Backward Gradient Access

Inside distributed tests, accessing gradients for non-leaf local tensors requires retain_grad() before the forward pass:

x_dist = distribute_tensor(x_leaf, mesh, placements)

x_local = x_dist.to_local()   # returns the internal local tensor (non-leaf)
x_local.retain_grad()          # allow grad accumulation on non-leaf

result = MyFunc.apply(x_dist)
result.to_local().sum().backward()

print(x_local.grad)            # gradient available here

x_dist.to_local() returns the same _local_tensor object every call, so calling retain_grad() once before the forward is sufficient.

---

Dispatch Internals (Reference)

DFunction.apply(dtensor1, ...)
  │  has_dtensor=True
  ▼
_OP_DISPATCHER.dispatch(local_callable, args, kwargs)
  │
  ├─ preprocess() defined?
  │    Yes → _dispatch_new:  local_args, cache_values → infer_layout(cache_values)
  │    No  → _with_layout_infer: to_local() each DTensor → infer_layout(layouts)
  │
  ├─ get_expand_impl() → op_impl  (None → use local_callable directly)
  │
  └─ py_output = op_impl(*local_args)
       │
       └─ local_callable(*local_args)
            │  has_dtensor=False
            └─ super().apply(*local_args)   ← platform autograd, no recursion
                 └─ MyFunc.forward(ctx, local_tensor1, ...)

---

Constraints

1. _op_name must be set on the DFunction subclass and match the registered DistributedOp exactly.
2. Each op_name can have only one registered DistributedOp instance at a time.
3. Non-tensor positional arguments are not forwarded to forward on the legacy dispatch path.
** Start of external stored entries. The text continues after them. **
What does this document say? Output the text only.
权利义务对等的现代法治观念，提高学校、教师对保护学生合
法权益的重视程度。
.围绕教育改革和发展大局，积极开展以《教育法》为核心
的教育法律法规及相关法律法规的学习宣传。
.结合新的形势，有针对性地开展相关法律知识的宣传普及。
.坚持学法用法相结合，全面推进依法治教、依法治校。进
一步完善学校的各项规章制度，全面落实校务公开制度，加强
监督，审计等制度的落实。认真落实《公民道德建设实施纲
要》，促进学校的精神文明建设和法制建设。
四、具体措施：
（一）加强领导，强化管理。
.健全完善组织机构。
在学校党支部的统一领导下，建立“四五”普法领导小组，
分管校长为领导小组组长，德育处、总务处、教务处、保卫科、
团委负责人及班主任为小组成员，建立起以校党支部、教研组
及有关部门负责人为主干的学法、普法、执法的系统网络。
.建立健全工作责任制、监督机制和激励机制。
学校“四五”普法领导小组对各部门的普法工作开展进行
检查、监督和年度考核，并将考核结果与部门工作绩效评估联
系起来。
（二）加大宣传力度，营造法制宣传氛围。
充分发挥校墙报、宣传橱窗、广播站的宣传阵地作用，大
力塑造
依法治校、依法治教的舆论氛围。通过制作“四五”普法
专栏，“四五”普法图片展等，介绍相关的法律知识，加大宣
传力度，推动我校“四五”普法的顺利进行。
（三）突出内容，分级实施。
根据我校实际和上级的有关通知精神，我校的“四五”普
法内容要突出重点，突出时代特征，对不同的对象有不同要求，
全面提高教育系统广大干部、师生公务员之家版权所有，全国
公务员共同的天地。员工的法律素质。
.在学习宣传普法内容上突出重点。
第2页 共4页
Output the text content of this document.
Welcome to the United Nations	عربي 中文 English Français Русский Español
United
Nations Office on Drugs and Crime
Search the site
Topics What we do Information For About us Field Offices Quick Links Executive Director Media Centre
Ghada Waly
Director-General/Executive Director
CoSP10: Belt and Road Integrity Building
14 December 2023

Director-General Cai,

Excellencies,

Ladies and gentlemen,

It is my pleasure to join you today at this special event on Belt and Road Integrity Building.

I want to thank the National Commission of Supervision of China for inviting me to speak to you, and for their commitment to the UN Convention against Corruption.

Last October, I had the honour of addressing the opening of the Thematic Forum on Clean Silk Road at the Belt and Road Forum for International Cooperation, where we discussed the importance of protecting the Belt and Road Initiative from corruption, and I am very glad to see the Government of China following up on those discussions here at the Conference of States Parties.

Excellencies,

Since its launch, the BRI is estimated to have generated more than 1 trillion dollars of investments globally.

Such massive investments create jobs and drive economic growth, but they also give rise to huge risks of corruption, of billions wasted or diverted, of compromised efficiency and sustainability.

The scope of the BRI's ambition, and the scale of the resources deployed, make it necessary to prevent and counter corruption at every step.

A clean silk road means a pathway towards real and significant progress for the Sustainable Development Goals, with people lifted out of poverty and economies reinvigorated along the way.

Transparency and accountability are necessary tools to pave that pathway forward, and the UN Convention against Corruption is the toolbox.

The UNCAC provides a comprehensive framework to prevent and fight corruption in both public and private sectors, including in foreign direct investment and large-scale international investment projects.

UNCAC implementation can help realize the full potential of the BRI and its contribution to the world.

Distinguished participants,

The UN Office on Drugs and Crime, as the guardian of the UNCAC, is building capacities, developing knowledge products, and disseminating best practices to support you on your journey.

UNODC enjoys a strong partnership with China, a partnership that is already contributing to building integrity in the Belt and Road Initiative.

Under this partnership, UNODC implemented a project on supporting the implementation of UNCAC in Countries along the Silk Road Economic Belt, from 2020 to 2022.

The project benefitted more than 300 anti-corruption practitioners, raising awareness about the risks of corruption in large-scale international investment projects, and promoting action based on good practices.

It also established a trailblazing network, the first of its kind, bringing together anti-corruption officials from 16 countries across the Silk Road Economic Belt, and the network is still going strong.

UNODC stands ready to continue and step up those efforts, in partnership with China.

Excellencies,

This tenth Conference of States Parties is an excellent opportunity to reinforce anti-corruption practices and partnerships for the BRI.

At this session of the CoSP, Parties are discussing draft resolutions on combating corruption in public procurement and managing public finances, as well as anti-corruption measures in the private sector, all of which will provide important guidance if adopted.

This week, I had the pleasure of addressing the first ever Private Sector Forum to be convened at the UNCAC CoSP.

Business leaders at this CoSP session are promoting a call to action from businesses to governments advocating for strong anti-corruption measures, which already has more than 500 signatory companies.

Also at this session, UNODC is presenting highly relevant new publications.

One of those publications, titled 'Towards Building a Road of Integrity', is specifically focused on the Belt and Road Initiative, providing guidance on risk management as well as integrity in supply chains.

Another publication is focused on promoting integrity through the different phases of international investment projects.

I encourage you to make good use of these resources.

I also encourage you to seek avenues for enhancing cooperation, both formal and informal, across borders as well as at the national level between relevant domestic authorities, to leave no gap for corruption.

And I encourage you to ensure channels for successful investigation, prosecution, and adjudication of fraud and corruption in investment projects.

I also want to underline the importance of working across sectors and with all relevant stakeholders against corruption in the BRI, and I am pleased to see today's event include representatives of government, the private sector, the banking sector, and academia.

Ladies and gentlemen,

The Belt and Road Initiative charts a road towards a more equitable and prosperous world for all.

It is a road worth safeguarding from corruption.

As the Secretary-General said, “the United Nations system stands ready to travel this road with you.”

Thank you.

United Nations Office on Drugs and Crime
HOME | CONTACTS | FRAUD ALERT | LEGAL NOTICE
Use kwargs or implement preprocess instead.
4. When using get_expand_impl and the output has partial status, call result.reduce_partial() before redistribution.
5. Both forward and backward must operate on local tensors — do not call DFunction.apply recursively from within them.

---

Platform Support

DFunction is platform-agnostic. It inherits from platform.Function which resolves to the correct base class at import time.

Platform	platform.Function	forward / backward tensor type
PyTorch (GPU / NPU)	torch.autograd.Function	torch.Tensor
MindSpore (Ascend NPU)	mindspore._Function	mindspore.Tensor

Cross-platform code runs identically on both backends. The ctx.save_for_backward / ctx.saved_tensors contract is uniform across platforms.